IHSS Proves Effective at Measuring IH Symptoms

Results of a post-hoc analysis underscore the efficacy of the Idiopathic Hypersomnia Severity Scale to measure symptoms of idiopathic hypersomia.

Research presented at Virtual SLEEP 2021 suggests the Idiopathic Hypersomnia Severity Scale (IHSS) is a reliable and comprehensive measure of excessive daytime sleepiness, sleep inertia, and self-reported global symptoms among individuals with idiopathic hypersomnia (IH).

“IH is a central hypersomnolence disorder characterized by excessive daytime sleepiness, prolonged nighttime sleep, and sleep inertia,” explained presenting author Yves Dauvilliers, MD, PhD, a professor at the Sleep and Wake Disorders Centre in the department of Neurology at Gui de Chauliac Hospital in France.

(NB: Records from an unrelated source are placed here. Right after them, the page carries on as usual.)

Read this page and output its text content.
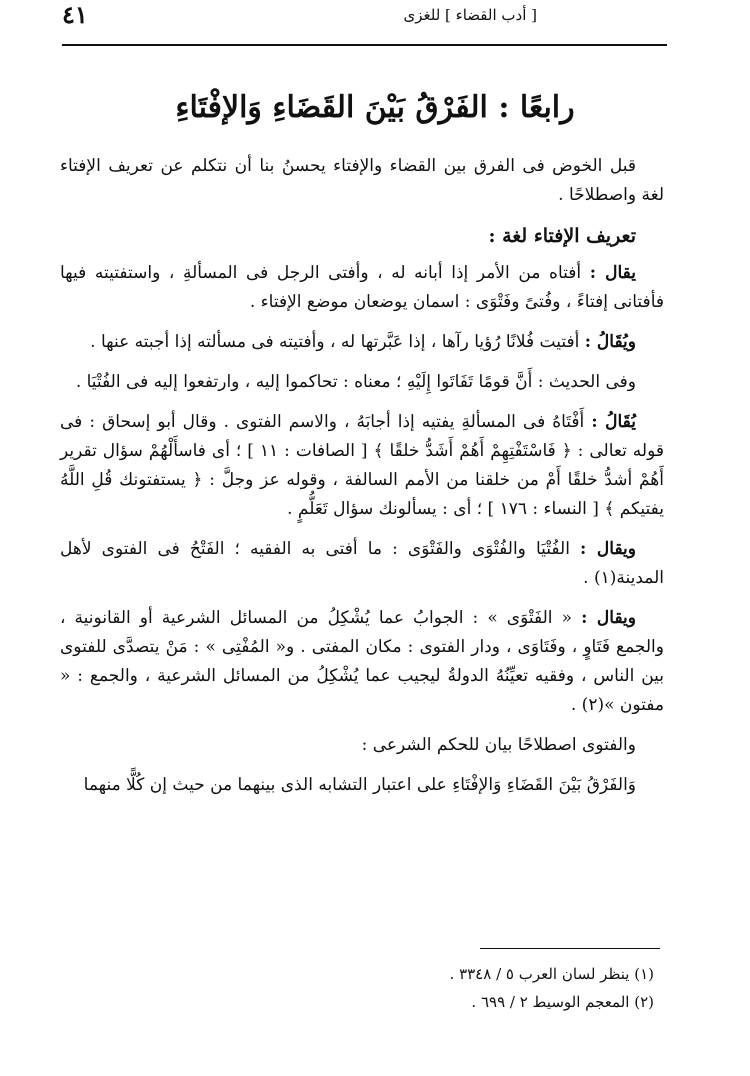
٤١	[ أدب القضاء ] للغزى
رابعًا : الفَرْقُ بَيْنَ القَضَاءِ وَالإفْتَاءِ

قبل الخوض فى الفرق بين القضاء والإفتاء يحسنُ بنا أن نتكلم عن تعريف الإفتاء لغة واصطلاحًا .

تعريف الإفتاء لغة :

يقال : أفتاه من الأمر إذا أبانه له ، وأفتى الرجل فى المسألةِ ، واستفتيته فيها فأفتانى إفتاءً ، وفُتىً وفَتْوَى : اسمان يوضعان موضع الإفتاء .

ويُقَالُ : أفتيت فُلانًا رُؤيا رآها ، إذا عَبَّرتها له ، وأفتيته فى مسألته إذا أجبته عنها .

وفى الحديث : أَنَّ قومًا تَفَاتَوا إِلَيْهِ ؛ معناه : تحاكموا إليه ، وارتفعوا إليه فى الفُتْيَا .

يُقَالُ : أَفْتَاهُ فى المسألةِ يفتيه إذا أجابَهُ ، والاسم الفتوى . وقال أبو إسحاق : فى قوله تعالى : ﴿ فَاسْتَفْتِهِمْ أَهُمْ أَشَدُّ خلقًا ﴾ [ الصافات : ١١ ] ؛ أى فاسأَلْهُمْ سؤال تقرير أَهُمْ أشدُّ خلقًا أَمْ من خلقنا من الأمم السالفة ، وقوله عز وجلَّ : ﴿ يستفتونك قُلِ اللَّهُ يفتيكم ﴾ [ النساء : ١٧٦ ] ؛ أى : يسألونك سؤال تَعَلُّمٍ .

ويقال : الفُتْيَا والفُتْوَى والفَتْوَى : ما أفتى به الفقيه ؛ الفَتْحُ فى الفتوى لأهل المدينة(١) .

ويقال : « الفَتْوَى » : الجوابُ عما يُشْكِلُ من المسائل الشرعية أو القانونية ، والجمع فَتَاوٍ ، وفَتَاوَى ، ودار الفتوى : مكان المفتى . و« المُفْتِى » : مَنْ يتصدَّى للفتوى بين الناس ، وفقيه تعيِّنُهُ الدولةُ ليجيب عما يُشْكِلُ من المسائل الشرعية ، والجمع : « مفتون »(٢) .

والفتوى اصطلاحًا بيان للحكم الشرعى :

وَالفَرْقُ بَيْنَ القَضَاءِ وَالإفْتَاءِ على اعتبار التشابه الذى بينهما من حيث إن كُلًّا منهما

(١) ينظر لسان العرب ٥ / ٣٣٤٨ .
(٢) المعجم الوسيط ٢ / ٦٩٩ .
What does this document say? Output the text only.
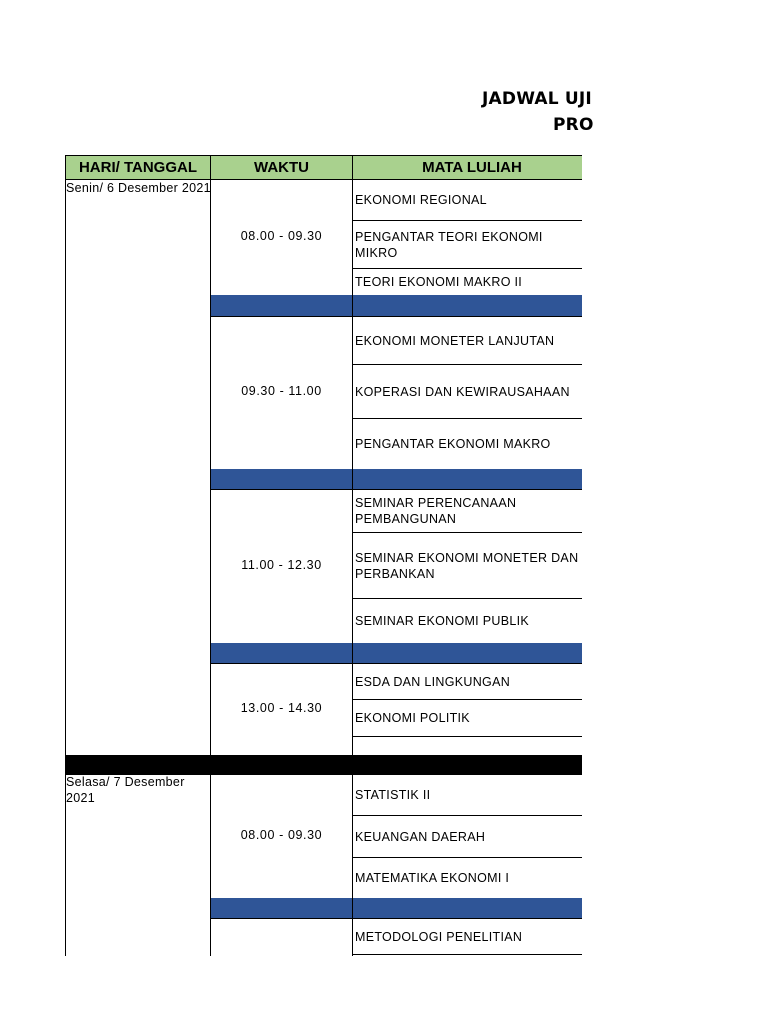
JADWAL UJI
PRO
HARI/ TANGGAL	WAKTU	MATA LULIAH
Senin/ 6 Desember 2021
Selasa/ 7 Desember 2021
08.00 - 09.30
09.30 - 11.00
11.00 - 12.30
13.00 - 14.30
08.00 - 09.30
EKONOMI REGIONAL
PENGANTAR TEORI EKONOMI MIKRO
TEORI EKONOMI MAKRO II
EKONOMI MONETER LANJUTAN
KOPERASI DAN KEWIRAUSAHAAN
PENGANTAR EKONOMI MAKRO
SEMINAR PERENCANAAN PEMBANGUNAN
SEMINAR EKONOMI MONETER DAN PERBANKAN
SEMINAR EKONOMI PUBLIK
ESDA DAN LINGKUNGAN
EKONOMI POLITIK
STATISTIK II
KEUANGAN DAERAH
MATEMATIKA EKONOMI I
METODOLOGI PENELITIAN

The IHSS, a 14-item, self-reported questionnaire, was designed to assess core IH symptom severity. “In a previous study we found that IHSS total scores were associated with the Epworth Sleepiness Scale (ESS) in patients with IH, untreated and treated subjects. However, the relationship between IHSS scores and other symptoms of IH measured with all the tools has not been formally established,” Dauvilliers said.

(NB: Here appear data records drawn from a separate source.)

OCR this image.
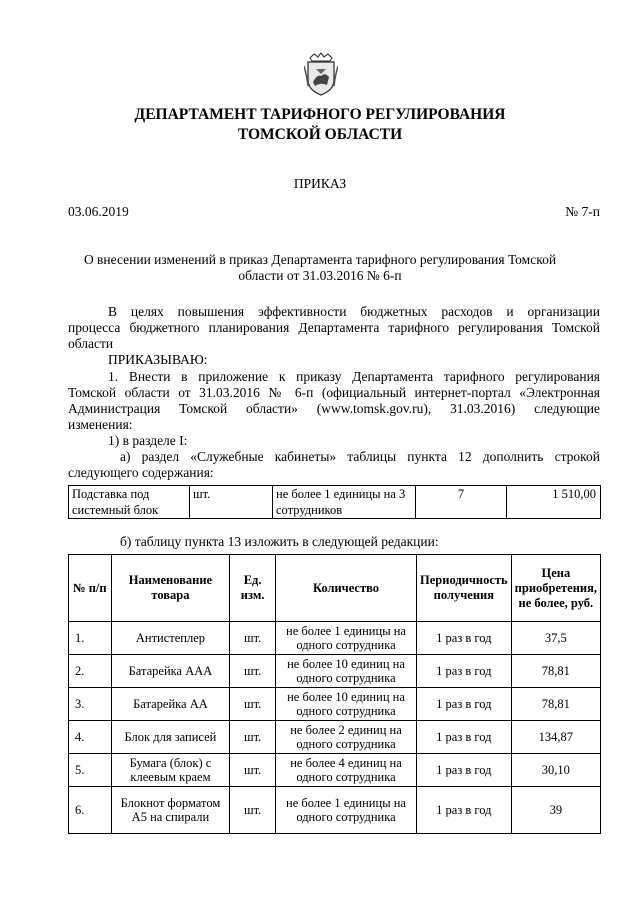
ДЕПАРТАМЕНТ ТАРИФНОГО РЕГУЛИРОВАНИЯ
ТОМСКОЙ ОБЛАСТИ
ПРИКАЗ
03.06.2019	№ 7-п
О внесении изменений в приказ Департамента тарифного регулирования Томской
области от 31.03.2016 № 6-п
В целях повышения эффективности бюджетных расходов и организации
процесса бюджетного планирования Департамента тарифного регулирования Томской
области
ПРИКАЗЫВАЮ:
1. Внести в приложение к приказу Департамента тарифного регулирования
Томской области от 31.03.2016 № 6-п (официальный интернет-портал «Электронная
Администрация Томской области» (www.tomsk.gov.ru), 31.03.2016) следующие
изменения:
1) в разделе I:
а) раздел «Служебные кабинеты» таблицы пункта 12 дополнить строкой
следующего содержания:
Подставка под системный блок	шт.	не более 1 единицы на 3 сотрудников	7	1 510,00
б) таблицу пункта 13 изложить в следующей редакции:
№ п/п	Наименование товара	Ед. изм.	Количество	Периодичность получения	Цена приобретения, не более, руб.
1.	Антистеплер	шт.	не более 1 единицы на одного сотрудника	1 раз в год	37,5
2.	Батарейка ААА	шт.	не более 10 единиц на одного сотрудника	1 раз в год	78,81
3.	Батарейка АА	шт.	не более 10 единиц на одного сотрудника	1 раз в год	78,81
4.	Блок для записей	шт.	не более 2 единиц на одного сотрудника	1 раз в год	134,87
5.	Бумага (блок) с клеевым краем	шт.	не более 4 единиц на одного сотрудника	1 раз в год	30,10
6.	Блокнот форматом А5 на спирали	шт.	не более 1 единицы на одного сотрудника	1 раз в год	39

To address this knowledge gap, researchers conducted a post hoc analysis of data from a clinical trial (NCT03533114) evaluating lower-sodium oxybate (LXB, Xywav). IHSS efficacy served as a key secondary endpoint in the double-blind, placebo controlled randomized withdrawal period study.

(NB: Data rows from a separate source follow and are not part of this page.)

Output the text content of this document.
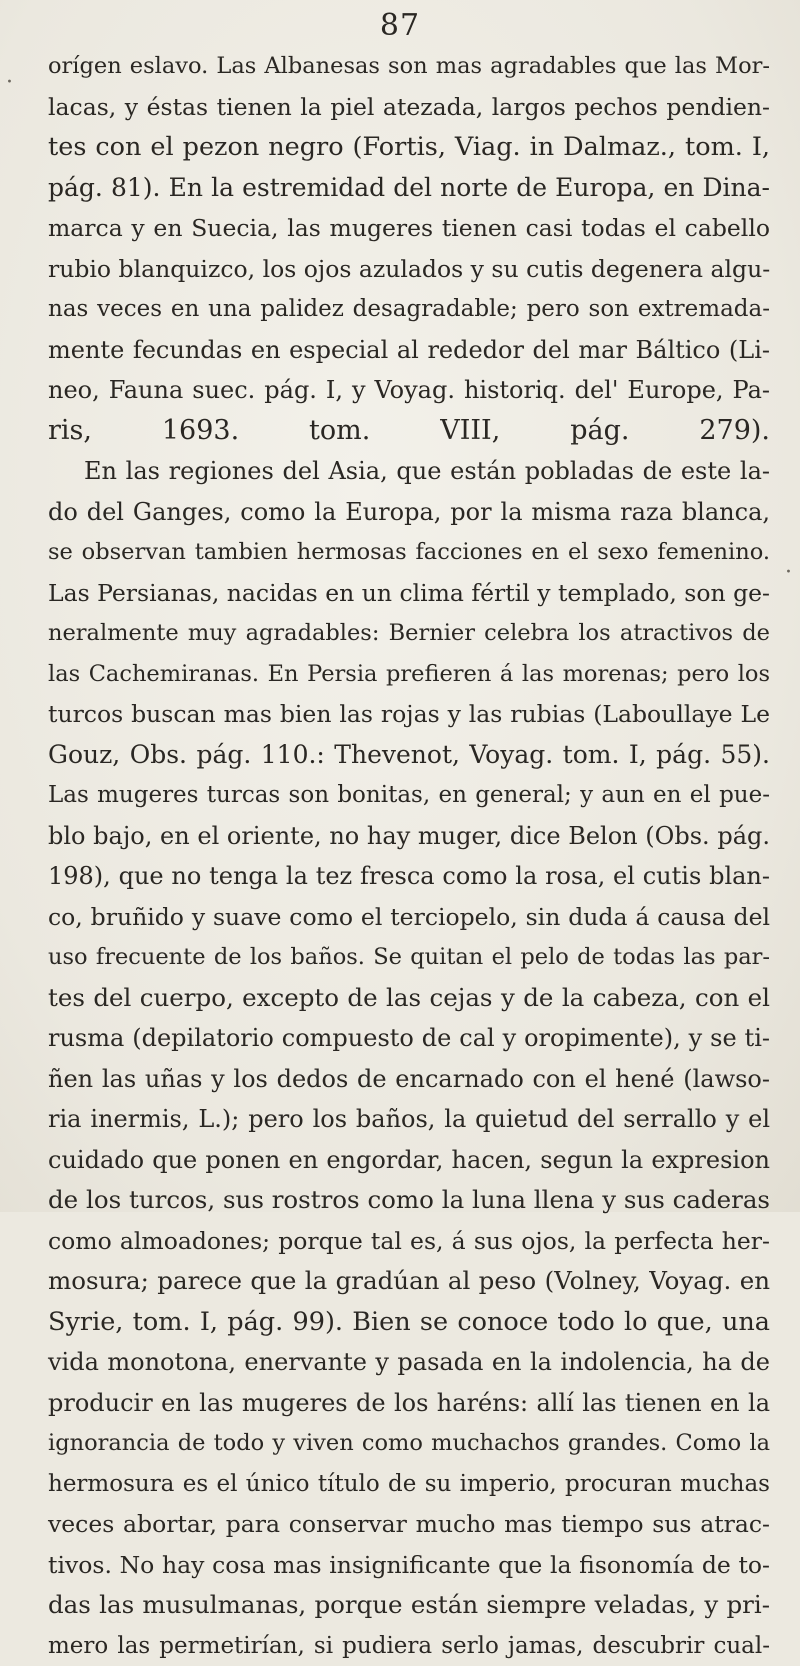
87
orígen eslavo. Las Albanesas son mas agradables que las Mor-
lacas, y éstas tienen la piel atezada, largos pechos pendien-
tes con el pezon negro (Fortis, Viag. in Dalmaz., tom. I,
pág. 81). En la estremidad del norte de Europa, en Dina-
marca y en Suecia, las mugeres tienen casi todas el cabello
rubio blanquizco, los ojos azulados y su cutis degenera algu-
nas veces en una palidez desagradable; pero son extremada-
mente fecundas en especial al rededor del mar Báltico (Li-
neo, Fauna suec. pág. I, y Voyag. historiq. del' Europe, Pa-
ris, 1693. tom. VIII, pág. 279).
En las regiones del Asia, que están pobladas de este la-
do del Ganges, como la Europa, por la misma raza blanca,
se observan tambien hermosas facciones en el sexo femenino.
Las Persianas, nacidas en un clima fértil y templado, son ge-
neralmente muy agradables: Bernier celebra los atractivos de
las Cachemiranas. En Persia prefieren á las morenas; pero los
turcos buscan mas bien las rojas y las rubias (Laboullaye Le
Gouz, Obs. pág. 110.: Thevenot, Voyag. tom. I, pág. 55).
Las mugeres turcas son bonitas, en general; y aun en el pue-
blo bajo, en el oriente, no hay muger, dice Belon (Obs. pág.
198), que no tenga la tez fresca como la rosa, el cutis blan-
co, bruñido y suave como el terciopelo, sin duda á causa del
uso frecuente de los baños. Se quitan el pelo de todas las par-
tes del cuerpo, excepto de las cejas y de la cabeza, con el
rusma (depilatorio compuesto de cal y oropimente), y se ti-
ñen las uñas y los dedos de encarnado con el hené (lawso-
ria inermis, L.); pero los baños, la quietud del serrallo y el
cuidado que ponen en engordar, hacen, segun la expresion
de los turcos, sus rostros como la luna llena y sus caderas
como almoadones; porque tal es, á sus ojos, la perfecta her-
mosura; parece que la gradúan al peso (Volney, Voyag. en
Syrie, tom. I, pág. 99). Bien se conoce todo lo que, una
vida monotona, enervante y pasada en la indolencia, ha de
producir en las mugeres de los haréns: allí las tienen en la
ignorancia de todo y viven como muchachos grandes. Como la
hermosura es el único título de su imperio, procuran muchas
veces abortar, para conservar mucho mas tiempo sus atrac-
tivos. No hay cosa mas insignificante que la fisonomía de to-
das las musulmanas, porque están siempre veladas, y pri-
mero las permetirían, si pudiera serlo jamas, descubrir cual-
·
·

Currently, LXB is approved for treatment of cataplexy and excessive daytime sleepiness among patients with narcolepsy in the United States.

At baseline, patients completed the IHSS and ESS, while the IHSS, ESS, and Patient Global Impression of Change (PGIc) were completed during an open label treatment titration and optimization period (OLTTOP). All 3 measures were also completed after the OLTTOP, after a stable-dose period (SDP), and after a double-blind, randomized withdrawal period (DBRWP). In addition, the sleep inertia visual analog scale (VAS-SI) was completed during screening, SDP, and DBRWP.

“This complex design was decided [on] to reduce the number of participants in it, which is important when studying a rare disease, and also to reduce the amount of time [patients are] taking the placebo,” Dauvilliers said.

Analyses revealed:

  • IHSS scores correlated positively with ESS scores (correlation coefficient [r] = 0.77; 95% CI, 0.73-0.81) and VAS-SI scores (r = 0.69; 95% CI, 0.63-0.75)
  • IHSS total score change was correlated with PGIc rank (chi-square with 6 degrees of freedom = 595.8; nominal P <.001)
  • The linear mixed model showed that a 3-point change in ESS score corresponded to an average 3.99- point change in IHSS score; a 10-point change in VAS-SI score corresponded to an average 3-point change in IHSS score
  • Participants very much improved in the PGIc had a −12.13 (95% CI, −13.23 to −11.04) expected change in IHSS score
  • Participants much improved in the PGIc had a −8.39 (95% CI, −9.30 to −7.48) expected change in IHSS score

At least 10% of trial participants reported treatment emergent adverse events including nausea, headache, dizziness, anxiety and vomiting.

“In conclusion, in this study, LXB, low-sodium oxidate, demonstrated clinically meaningful effects on the ESS, PGIc, IHSS, and VAS-SI in participants with IH. The overall safety profile of LXB was consistent with what is known with sodium oxybate,” Dauvilliers said.

Reference

Dauvilliers Y, Arnulf I, Foldvary-Schaefer N, et al. Correlation of the idiopathic hypersomnia severity scale with other measures of sleep parameters in a phase 3 trial. Presented at: Virtual SLEEP 2021; June 10-13, 2021; Virtual. Abstract 500.